Persistent Hypogonadotropic Hypogonadism in Men After Severe Traumatic Brain Injury: Temporal Hormone Profiles and Outcome Prediction

Abstract

Objective: To (1) examine relationships between persistent hypogonadotropic hypogonadism (PHH) and long-term outcomes after severe traumatic brain injury (TBI); and (2) determine whether subacute testosterone levels can predict PHH.

Setting: Level 1 trauma center at a university hospital.

Participants: Consecutive sample of men with severe TBI between 2004 and 2009.

Design: Prospective cohort study.

Main measures: Post-TBI blood samples were collected during week 1, every 2 weeks until 26 weeks, and at 52 weeks. Serum hormone levels were measured, and individuals were designated as having PHH if 50% or more of samples met criteria for hypogonadotropic hypogonadism. At 6 and 12 months postinjury, we assessed global outcome, disability, functional cognition, depression, and quality of life.

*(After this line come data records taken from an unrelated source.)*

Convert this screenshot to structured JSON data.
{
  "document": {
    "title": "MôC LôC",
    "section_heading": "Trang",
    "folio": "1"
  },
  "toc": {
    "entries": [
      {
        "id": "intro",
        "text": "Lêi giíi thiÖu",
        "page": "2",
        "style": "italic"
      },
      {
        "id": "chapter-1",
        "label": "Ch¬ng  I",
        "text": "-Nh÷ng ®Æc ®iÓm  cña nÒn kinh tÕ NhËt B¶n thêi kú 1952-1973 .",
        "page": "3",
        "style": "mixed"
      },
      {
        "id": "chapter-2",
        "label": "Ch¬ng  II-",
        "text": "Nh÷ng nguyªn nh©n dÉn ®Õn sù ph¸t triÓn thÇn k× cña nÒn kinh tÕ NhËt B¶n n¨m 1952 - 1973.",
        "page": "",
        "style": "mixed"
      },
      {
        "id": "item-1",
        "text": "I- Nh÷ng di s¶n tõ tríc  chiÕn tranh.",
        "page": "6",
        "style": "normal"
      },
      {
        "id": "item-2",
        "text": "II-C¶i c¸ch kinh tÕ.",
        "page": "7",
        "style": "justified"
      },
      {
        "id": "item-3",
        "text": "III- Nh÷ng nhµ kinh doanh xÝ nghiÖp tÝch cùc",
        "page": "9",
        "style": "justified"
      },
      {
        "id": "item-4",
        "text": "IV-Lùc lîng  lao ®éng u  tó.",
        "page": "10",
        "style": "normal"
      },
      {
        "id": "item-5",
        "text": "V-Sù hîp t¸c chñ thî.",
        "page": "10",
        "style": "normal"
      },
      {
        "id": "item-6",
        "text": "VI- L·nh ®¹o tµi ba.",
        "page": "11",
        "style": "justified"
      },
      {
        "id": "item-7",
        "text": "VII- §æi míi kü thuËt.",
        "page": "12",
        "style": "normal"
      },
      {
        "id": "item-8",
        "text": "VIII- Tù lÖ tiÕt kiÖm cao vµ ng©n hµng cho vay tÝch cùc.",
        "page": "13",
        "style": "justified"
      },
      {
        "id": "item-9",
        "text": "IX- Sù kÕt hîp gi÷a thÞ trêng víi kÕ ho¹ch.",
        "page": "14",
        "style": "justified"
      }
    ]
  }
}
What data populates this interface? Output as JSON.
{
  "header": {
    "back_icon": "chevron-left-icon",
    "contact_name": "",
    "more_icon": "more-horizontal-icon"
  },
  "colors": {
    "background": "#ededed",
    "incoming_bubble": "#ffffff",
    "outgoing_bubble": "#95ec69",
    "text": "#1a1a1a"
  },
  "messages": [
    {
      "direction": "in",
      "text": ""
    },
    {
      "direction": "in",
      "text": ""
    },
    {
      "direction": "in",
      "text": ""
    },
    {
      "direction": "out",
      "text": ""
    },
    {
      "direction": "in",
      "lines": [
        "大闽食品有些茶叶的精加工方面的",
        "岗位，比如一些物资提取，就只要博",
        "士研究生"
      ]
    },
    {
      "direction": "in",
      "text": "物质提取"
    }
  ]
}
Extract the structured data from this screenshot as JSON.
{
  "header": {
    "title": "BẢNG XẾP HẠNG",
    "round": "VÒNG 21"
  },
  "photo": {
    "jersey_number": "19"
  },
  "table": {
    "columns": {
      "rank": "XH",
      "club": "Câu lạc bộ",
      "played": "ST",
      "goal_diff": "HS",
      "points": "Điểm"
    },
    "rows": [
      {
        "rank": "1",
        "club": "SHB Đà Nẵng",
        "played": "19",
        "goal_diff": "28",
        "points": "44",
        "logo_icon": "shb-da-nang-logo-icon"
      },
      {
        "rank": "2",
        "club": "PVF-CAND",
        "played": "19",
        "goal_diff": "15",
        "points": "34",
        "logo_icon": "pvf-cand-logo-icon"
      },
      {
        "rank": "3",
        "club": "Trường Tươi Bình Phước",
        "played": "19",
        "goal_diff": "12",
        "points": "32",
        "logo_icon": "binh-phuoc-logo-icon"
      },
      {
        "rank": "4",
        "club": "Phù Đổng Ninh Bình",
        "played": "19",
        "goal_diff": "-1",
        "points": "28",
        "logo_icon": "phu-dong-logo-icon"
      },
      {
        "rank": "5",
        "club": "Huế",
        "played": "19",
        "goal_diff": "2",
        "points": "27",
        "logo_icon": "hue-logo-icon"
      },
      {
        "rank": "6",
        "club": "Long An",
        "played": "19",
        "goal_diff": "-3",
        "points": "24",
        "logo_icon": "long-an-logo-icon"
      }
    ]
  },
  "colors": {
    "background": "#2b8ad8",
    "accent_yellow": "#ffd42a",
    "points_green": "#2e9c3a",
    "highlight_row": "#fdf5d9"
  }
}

Results: We recruited 78 men; median (interquartile range) age was 28.5 (22-42) years. Thirty-four patients (44%) had PHH during the first year postinjury. Multivariable regression, controlling for age, demonstrated PHH status predicted worse global outcome scores, more disability, and reduced functional cognition at 6 and 12 months post-TBI. Two-step testosterone screening for PHH at 12 to 16 weeks postinjury yielded a sensitivity of 79% and specificity of 100%.

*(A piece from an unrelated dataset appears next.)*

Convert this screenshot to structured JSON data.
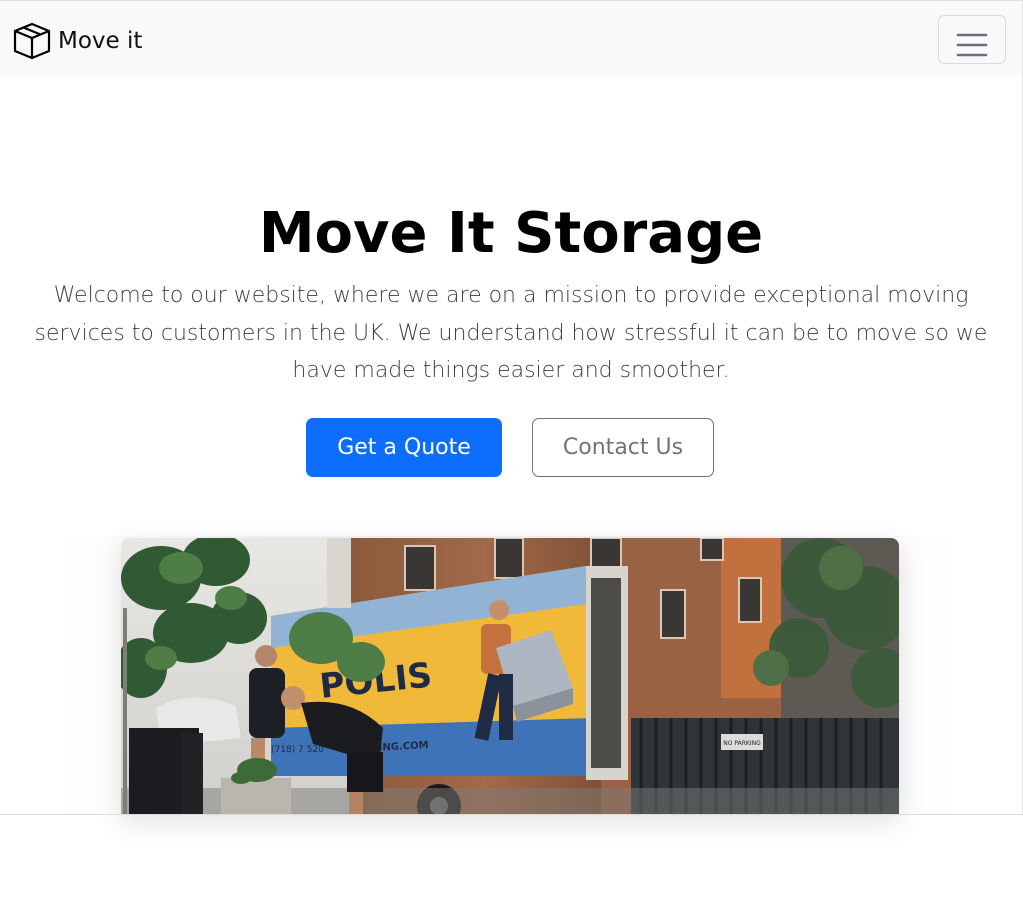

Conclusion: PHH status in men predicts poor outcome after severe TBI, and PHH can accurately be predicted at 12 to 16 weeks.

Figure 1

Serum levels of testosterone (upper) and LH (lower) by persistent hypogonadotropic hypogonadism (PHH) status after severe TBI in men. Data represent mean ± SEM. Testosterone levels were significantly lower in the PHH group at week 1 (p<0.05) and weeks 6–52 (p<0.001). LH levels were significantly lower in the PHH group at weeks 10, 12 (p<0.05), 14 (p<0.01), 16, and 24 (p<0.05).

Figure 2

A: Receiver operating characteristic (ROC) curve analysis for initial screening test of testosterone serum values to predict PHH status. The 100% sensitivity cutoff point was selected (13.47 nmol/L). Subjects testing positive (below the cutoff) in the screening test were analyzed in a confirmatory test. B: ROC curve analysis for confirmatory test of testosterone serum values to predict PHH status. The 100% specificity cutoff point was selected (9.05 nmol/L). Two-step testing of serum testosterone yielded an overall sensitivity of 78.6% and specificity of 100% for prediction of PHH.

Figure 3

Diagnosis of post-traumatic hypogonadotropic hypogonadism should be incorporated into a full endocrinological workup for hypopituitarism in order to determine an appropriate course of therapy. Adrenal insufficiency, hypothyroidism, and hyperprolactinemia should all be treated prior to hypogonadism since these hormones may affect testosterone levels. In the absence of these endocrinopathies, two-step testosterone testing is recommended to detect persistent hypogonadotropic hypogonadism (PHH). This should be conducted between 12–16 weeks after TBI. If a testosterone screening test level is below 13.5 nmol/L, then a second confirmatory test should be conducted. If the confirmatory test level is below 9.05 nmol/L, then this individual is at risk for poor outcome, and treatment for PHH may be beneficial.